Full disclosure: first step to health-care reform

    Published in the Journal News -- January 28, 2002

    The United States has achieved a level of economic might unsurpassed in the world. Yet, on any given day, almost 40 million Americans lack access to even basic health-care insurance.

    This situation arises from the fact that third-party payers dominate U.S. health care. Today, the U.S. government, insurers, and other third-party payers are responsible for an overwhelming majority of health spending each year. In spite of the fact that the United States ranks at the top of the world in terms of per capita health spending -- currently spending substantially more than Britain, France, Germany, Italy or the Netherlands -- a sizable part of its population lacks health coverage.

    Under our current health-care system, patients are no longer consumers. The interests of the payers take precedence over the concerns of patients. Budgets and health-care needs compete unneccessarily. In the end, the payers make the decisions that matter most, and patients' interests are often relegated to afterthoughts.

    The dominance of third-party payers began nearly 60 years ago. During World War II, the huge number of men and women being mobilized for overseas combat created a serious labor shortage. With government wage-controls in place, employers could not offer wage hikes aimed to attract new workers or retain existing ones. But the IRS then ruled that employer-sponsored health insurance could not be taxed as income to workers, and employers were able to offer this "perk" as an inducement while receiving a tax deduction for its value.

    What is ironic about this tax exclusion for employer-sponsored health care is that many middle- and even lower-income Americans whose companies do not offer health insurance, and who can not afford to purchase insurance on their own, are subsidizing the cost of health insurance for the insured. Presently, the value of the employer-health-care tax exclusion comes to more than $110 billion per year. As a result of this generous tax break, more than two-thirds of non-elderly persons depend on employers for health coverage, despite two fundamental flaws.

    First, companies need to be profitable in order to survive and compete. Consequently,  cost becomes a major consideration for companies purchasing health coverage for their employees. With health-care inflation spiraling upward during the late 1980s, employers sought to curb insurance costs that were undercutting their profits. As a result, there was a rapid proliferation of managed-care plans, aimed at controlling costs, which imposed numerous conditions on patients and doctors. Today almost all employees with health benefits are covered under such restrictive plans.

    Second, employer-based health care ties coverage to a job. In cases where workers change employers, they cannot retain their existing health plans because it is really the employer who "owns" the policy. Thus, employees sometimes find themselves locked into unsatisfying jobs or blocked from potentially rewarding new job opportunities.

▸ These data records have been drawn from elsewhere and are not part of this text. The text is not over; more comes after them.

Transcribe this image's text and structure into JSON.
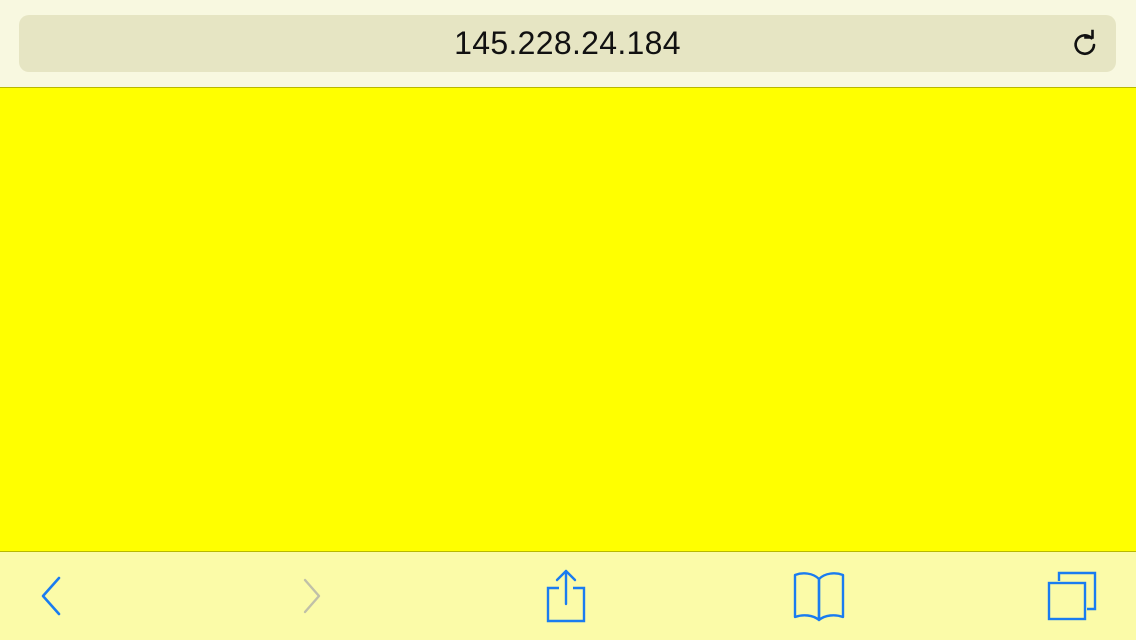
{
  "address_bar": {
    "url": "145.228.24.184",
    "reload_icon": "reload-icon"
  },
  "page": {
    "background_color": "#ffff00"
  },
  "toolbar": {
    "accent_color": "#1a7cf0",
    "disabled_color": "#c0c0a8",
    "back_icon": "chevron-left-icon",
    "forward_icon": "chevron-right-icon",
    "forward_enabled": false,
    "share_icon": "share-icon",
    "bookmarks_icon": "book-icon",
    "tabs_icon": "tabs-icon"
  }
}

    As a business owner for more than 50 years, my goal has always been to attract the best workers by providing them with competitive wages and attractive fringe benefits. Although health insurance is both a major business expense and a major benefit to employees, many employers find that the cost of health insurance is underestimated or ignored by employees, who do not realize that those large costs represent a significant part of their total remuneration.

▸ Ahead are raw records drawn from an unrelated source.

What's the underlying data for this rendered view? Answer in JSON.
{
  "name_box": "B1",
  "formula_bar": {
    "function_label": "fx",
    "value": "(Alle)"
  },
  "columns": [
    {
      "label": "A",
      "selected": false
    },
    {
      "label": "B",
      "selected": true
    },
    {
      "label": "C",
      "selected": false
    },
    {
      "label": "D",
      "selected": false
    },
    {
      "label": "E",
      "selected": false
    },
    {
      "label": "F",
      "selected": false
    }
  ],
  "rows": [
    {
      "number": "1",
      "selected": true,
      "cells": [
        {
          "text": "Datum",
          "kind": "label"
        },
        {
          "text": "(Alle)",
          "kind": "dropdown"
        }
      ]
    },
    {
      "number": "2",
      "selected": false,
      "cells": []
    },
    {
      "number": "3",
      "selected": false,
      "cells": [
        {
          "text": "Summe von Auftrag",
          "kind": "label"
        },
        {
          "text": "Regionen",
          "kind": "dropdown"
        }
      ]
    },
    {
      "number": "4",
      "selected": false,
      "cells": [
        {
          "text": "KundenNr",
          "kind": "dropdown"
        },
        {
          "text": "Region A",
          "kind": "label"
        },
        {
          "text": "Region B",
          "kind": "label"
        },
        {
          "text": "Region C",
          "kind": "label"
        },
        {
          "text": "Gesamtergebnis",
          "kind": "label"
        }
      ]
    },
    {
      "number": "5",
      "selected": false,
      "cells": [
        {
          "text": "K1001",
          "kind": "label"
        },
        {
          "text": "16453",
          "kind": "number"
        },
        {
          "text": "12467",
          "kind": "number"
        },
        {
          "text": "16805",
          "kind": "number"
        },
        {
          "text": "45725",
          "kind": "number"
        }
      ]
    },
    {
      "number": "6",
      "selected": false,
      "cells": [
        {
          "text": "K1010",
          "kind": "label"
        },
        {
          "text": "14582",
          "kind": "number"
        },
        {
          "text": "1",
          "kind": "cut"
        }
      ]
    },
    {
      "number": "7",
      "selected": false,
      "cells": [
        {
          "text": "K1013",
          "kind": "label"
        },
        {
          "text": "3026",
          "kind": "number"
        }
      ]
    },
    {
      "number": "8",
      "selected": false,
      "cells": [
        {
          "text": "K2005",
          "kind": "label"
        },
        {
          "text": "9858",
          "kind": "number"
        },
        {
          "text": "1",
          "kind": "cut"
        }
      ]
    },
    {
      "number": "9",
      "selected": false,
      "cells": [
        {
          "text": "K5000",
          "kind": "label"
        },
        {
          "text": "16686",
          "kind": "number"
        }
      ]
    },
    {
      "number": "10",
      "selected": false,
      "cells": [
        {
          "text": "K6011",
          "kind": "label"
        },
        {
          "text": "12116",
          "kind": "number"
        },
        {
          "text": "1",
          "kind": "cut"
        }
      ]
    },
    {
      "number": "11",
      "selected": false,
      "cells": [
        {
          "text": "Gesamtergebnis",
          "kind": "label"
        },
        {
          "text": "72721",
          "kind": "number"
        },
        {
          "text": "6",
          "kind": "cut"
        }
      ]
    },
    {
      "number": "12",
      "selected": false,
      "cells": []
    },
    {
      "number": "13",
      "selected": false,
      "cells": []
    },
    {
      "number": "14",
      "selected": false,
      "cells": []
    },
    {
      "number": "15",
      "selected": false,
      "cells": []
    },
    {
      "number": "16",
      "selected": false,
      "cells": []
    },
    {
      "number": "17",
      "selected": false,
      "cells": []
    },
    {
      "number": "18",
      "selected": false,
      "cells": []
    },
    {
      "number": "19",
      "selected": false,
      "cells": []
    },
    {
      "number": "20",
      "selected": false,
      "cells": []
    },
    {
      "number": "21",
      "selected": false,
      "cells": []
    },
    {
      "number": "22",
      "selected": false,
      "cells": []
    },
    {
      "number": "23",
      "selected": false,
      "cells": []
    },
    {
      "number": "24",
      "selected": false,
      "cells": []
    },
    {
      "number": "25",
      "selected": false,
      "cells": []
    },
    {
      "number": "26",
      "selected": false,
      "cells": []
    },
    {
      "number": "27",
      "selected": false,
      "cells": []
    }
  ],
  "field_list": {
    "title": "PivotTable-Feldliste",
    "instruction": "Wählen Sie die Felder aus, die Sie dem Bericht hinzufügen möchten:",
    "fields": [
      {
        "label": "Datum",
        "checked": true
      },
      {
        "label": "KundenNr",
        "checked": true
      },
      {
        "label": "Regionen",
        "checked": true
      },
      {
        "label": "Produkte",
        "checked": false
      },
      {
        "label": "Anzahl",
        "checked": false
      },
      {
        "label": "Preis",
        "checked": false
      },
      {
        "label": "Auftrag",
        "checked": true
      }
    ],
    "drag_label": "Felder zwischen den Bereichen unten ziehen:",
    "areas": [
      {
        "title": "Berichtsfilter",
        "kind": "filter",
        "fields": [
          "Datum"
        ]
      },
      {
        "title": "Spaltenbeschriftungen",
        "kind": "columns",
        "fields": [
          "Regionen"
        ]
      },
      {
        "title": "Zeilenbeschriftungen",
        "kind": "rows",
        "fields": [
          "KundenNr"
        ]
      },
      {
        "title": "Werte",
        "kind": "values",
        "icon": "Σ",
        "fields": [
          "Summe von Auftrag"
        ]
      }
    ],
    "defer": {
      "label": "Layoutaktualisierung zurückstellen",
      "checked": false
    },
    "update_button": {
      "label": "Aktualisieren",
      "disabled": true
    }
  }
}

    Yet, if patients are to make informed choices, it is imperative that they have the information necessary to make good health-care decisions. Although there are numerous health-care proposals that would change the current payment system, little meaningful reform is likely until the real cost of health insurance is made apparent to employees.

    As a step in the right direction, employers should make a point of disclosing to employees the full cost of their health care. This would include the employer and employee portions, along with the value of the associated tax break. Once employees are made aware of how much money is currently being spent on their behalf for health care, they will be in a better position to determine whether they are receiving meaningful value.

    Some employees will conclude that their existing coverage is a good deal, and that is fine. Many others will find the costs far too high for the value received. In any case, once the total cost is made evident to all, there will almost certainly be a change in public opinion. Such new public awareness of the real costs of health care would be a first step toward genuine health-care reform.

    Leonard M. Greene

    The writer is president of the Institute for SocioEconomic Studies and Safe Flight Instrument Corporation, both located in White Plains.